AKA: oh my god, just talk like a normal person, nobody wants to read all that.
You might put formal language into a piece because you are an expert and you’re thinking about it in jargon and conceptual terms. In this case, try saying it like you’d explain it to your buddy who doesn’t know jack shit about it.
You might also use formal language in an attempt to Make It Look Professional – unless you’re aiming for a really particular audience that eats up formality, just stop doing that! Readability is kind.

If you’re a writer and you’ve run into this situation and you’re upset about the internet’s bad taste and lack of discernment, my main advice is that on some level, you gotta get over it. You will never have any control over what random people find interesting, or what the algorithms decide to promote, or anything at all about other people. You’re lucky to be getting an audience at all, and if you are, you’re doing at least something right.
If you’re smart, you can convert these flickers of fame into more readership for your other better stuff – but the attention of the internet is best modeled as a random swarm of locusts that will occasionally land on your ripe fields based on its inscrutable whims. You can go crazy analyzing it or you can just keep farming.
Maybe you should just do the opposite of all these things so your writing becomes popular? Well, I don’t know. Maybe, maybe not.
If you care about maximizing readership, I dunno, sure. Clickbait is popular for a reason – it works. If you don’t lie to the readers or advocate for anything evil, then I don’t think you’re doing anything wrong by optimizing for readership.
Note that some topics have inherently wider appeal than others – a short light post discussing something concrete and weird about the world is definitely going to get more readers than a piece that compares different philosophical schools. But if you care about philosophy, maybe the second piece is more important to you to write. The numbers aren’t a proxy for value of the piece or quality of its ideas.
Even if you’re exclusively interested in maximizing reception, audience might matter. I think very few people cared about my 2017 summary of a 2015 Blue Ribbon Study Panel on Biosecurity report, which is fair – I wrote it because I had already read this 83-page-long report, and figured someone else might just like to see my notes. And empirically they did, because a major biosecurity funder came up to me at an event and said they read it and really appreciated that I wrote it – they wanted to know what was in the original report and didn’t want to read 83 pages. This was a fantastic audience for it to reach. Or, like, if you want to contribute to the academic discourse, probably you want to engage with the academic literature, and that’s just inherently gonna dissuade many casual readers.

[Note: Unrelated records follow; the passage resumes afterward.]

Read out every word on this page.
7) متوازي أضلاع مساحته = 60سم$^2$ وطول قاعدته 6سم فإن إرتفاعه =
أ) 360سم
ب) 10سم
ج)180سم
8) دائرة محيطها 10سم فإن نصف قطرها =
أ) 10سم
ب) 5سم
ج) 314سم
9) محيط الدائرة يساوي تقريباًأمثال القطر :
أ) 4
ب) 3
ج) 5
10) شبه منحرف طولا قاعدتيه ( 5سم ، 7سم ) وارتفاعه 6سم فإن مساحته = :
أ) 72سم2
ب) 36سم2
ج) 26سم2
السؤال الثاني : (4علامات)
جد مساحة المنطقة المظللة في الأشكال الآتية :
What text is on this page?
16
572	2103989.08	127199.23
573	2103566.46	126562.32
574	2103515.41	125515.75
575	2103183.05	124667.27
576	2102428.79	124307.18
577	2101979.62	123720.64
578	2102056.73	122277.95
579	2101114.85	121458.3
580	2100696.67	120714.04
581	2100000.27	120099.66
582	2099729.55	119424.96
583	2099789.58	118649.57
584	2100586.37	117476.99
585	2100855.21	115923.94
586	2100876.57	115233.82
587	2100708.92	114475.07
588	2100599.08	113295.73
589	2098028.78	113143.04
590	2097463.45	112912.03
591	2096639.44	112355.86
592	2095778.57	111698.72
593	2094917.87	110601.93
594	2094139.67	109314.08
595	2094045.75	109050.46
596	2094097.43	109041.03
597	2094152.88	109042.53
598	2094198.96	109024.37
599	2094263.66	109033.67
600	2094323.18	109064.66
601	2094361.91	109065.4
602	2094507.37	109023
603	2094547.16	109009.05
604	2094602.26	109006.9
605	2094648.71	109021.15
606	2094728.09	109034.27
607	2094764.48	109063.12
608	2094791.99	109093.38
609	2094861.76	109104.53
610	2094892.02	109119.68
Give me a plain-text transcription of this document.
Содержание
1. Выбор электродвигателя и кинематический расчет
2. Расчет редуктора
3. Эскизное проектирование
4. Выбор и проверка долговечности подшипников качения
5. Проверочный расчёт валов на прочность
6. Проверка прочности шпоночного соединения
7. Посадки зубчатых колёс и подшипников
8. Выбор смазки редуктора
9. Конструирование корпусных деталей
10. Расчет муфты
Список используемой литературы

But listen, I bet you’re not just writing to maximize audience. Friend of the blog Ozy Brennan once said that being a writer requires “the absolute conviction that total strangers should listen to you because your words are interesting and valuable” (as well as “the decision to choose a career where you never leave the house or talk to anyone”.)
You’re here to say something interesting and valuable, right? I don’t think you ought to smooth out everything you touch for the masses. You want to say something that only you could say or that will hit the reader who needs it at the right time. You want to impress that one guy at the Blogging Club, or you practice “blogging as warnings scrawled on the cave wall”, or you’re writing for nice future AGIs creating rescue simulations of you based on your digital text corpus. Listen. Don’t lose your mind about it. Just try to say something beautiful and true. Or, failing that, say something fascinating and baffling.
But, I mean, obviously it’d be nice if the masses turn out to want to hear it too. I get it. There’s nuance.